Seks, Cinsellik, Eşcinsellik: Psikoterapistlerin Danışanlarıyla “hakkında” Konuşması Kolay Mı?

İçindekiler:

Video: Seks, Cinsellik, Eşcinsellik: Psikoterapistlerin Danışanlarıyla “hakkında” Konuşması Kolay Mı?

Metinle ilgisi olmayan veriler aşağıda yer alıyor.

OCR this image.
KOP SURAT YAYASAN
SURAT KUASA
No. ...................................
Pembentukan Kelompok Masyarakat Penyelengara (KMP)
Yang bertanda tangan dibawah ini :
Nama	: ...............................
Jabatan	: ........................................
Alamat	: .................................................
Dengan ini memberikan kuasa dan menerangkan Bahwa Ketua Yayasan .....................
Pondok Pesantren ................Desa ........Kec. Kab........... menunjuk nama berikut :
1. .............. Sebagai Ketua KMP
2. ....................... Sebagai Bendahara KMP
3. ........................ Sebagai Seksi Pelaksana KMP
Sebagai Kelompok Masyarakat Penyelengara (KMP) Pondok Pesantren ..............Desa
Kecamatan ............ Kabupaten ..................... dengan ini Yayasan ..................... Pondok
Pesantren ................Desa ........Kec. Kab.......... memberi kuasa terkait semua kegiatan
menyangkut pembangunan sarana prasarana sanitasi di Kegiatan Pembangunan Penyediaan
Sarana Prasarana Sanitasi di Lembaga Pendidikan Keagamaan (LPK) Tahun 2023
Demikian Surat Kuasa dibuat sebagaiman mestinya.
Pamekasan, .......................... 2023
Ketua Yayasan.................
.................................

Video: Seks, Cinsellik, Eşcinsellik: Psikoterapistlerin Danışanlarıyla “hakkında” Konuşması Kolay Mı?
Video: Cinsellik ve Sosyal Medya | Dr. Gülşah Meral Özgür, Dr. Zeynep Pınar Cohen, Ali Yılmaz, Özüm Özbay 2024, Nisan
Seks, Cinsellik, Eşcinsellik: Psikoterapistlerin Danışanlarıyla “hakkında” Konuşması Kolay Mı?
Seks, Cinsellik, Eşcinsellik: Psikoterapistlerin Danışanlarıyla “hakkında” Konuşması Kolay Mı?
Anonim

Sevdiklerinizle cinsel alandaki sorunlar, memnuniyetsizlik, olağandışı fanteziler hakkında konuşmak genellikle zor, olağandışı veya uygunsuzdur. Bu soruları ülkemizde doktorlara ve psikologlara yöneltmek geleneksel değil, ama boşuna … Psikologların cinsellik konusu hakkında söyledikleri - Fransız gestalt terapisti, cinsellik hakkında seminerler yazarı Sylvia Schoch de Neuforn ile yaptığı röportajda.

Sylvia, cinsellik konusuna girmeden önce, Rus toplumunda bu konuya yönelik tutumun özelliklerini nasıl gördüğünüzü sormak istiyorum. Rusya'da gestalt terapide uzun süreli travma programlarının yanı sıra cinsellik üzerine seminerler verdiğinizi ve başka ülkelerde de çalıştığınızı biliyorum. Farklılıklar hakkındaki gözlemlerinizle ilgileniyorum. Ülkemizde cinsellik konusunun oldukça tabu olduğunu düşünüyorum ve bu muhtemelen psikologların bu yönde çalışma şeklini ve danışanlarımızın bu konuyla ilgilenme özgürlüğünü etkiliyor

Sunucu veya katılımcı olduğum Avrupa, Amerika ve Rusya'daki seminerlere katılma deneyimime dayanarak gerçekten bir fark var. Amerikalılar bana öyle geliyordu ki, seks hakkında, bu soruna karşı tutumları hakkında çok sık değil, aynı zamanda oldukça sakince konuşuyorlar - örneğin eşcinsel yönelimleri hakkında açıkça konuşuyorlar. Fransızlar cinsel yaşamları hakkında kolayca konuşurlar, samimi detayları anlatırlar.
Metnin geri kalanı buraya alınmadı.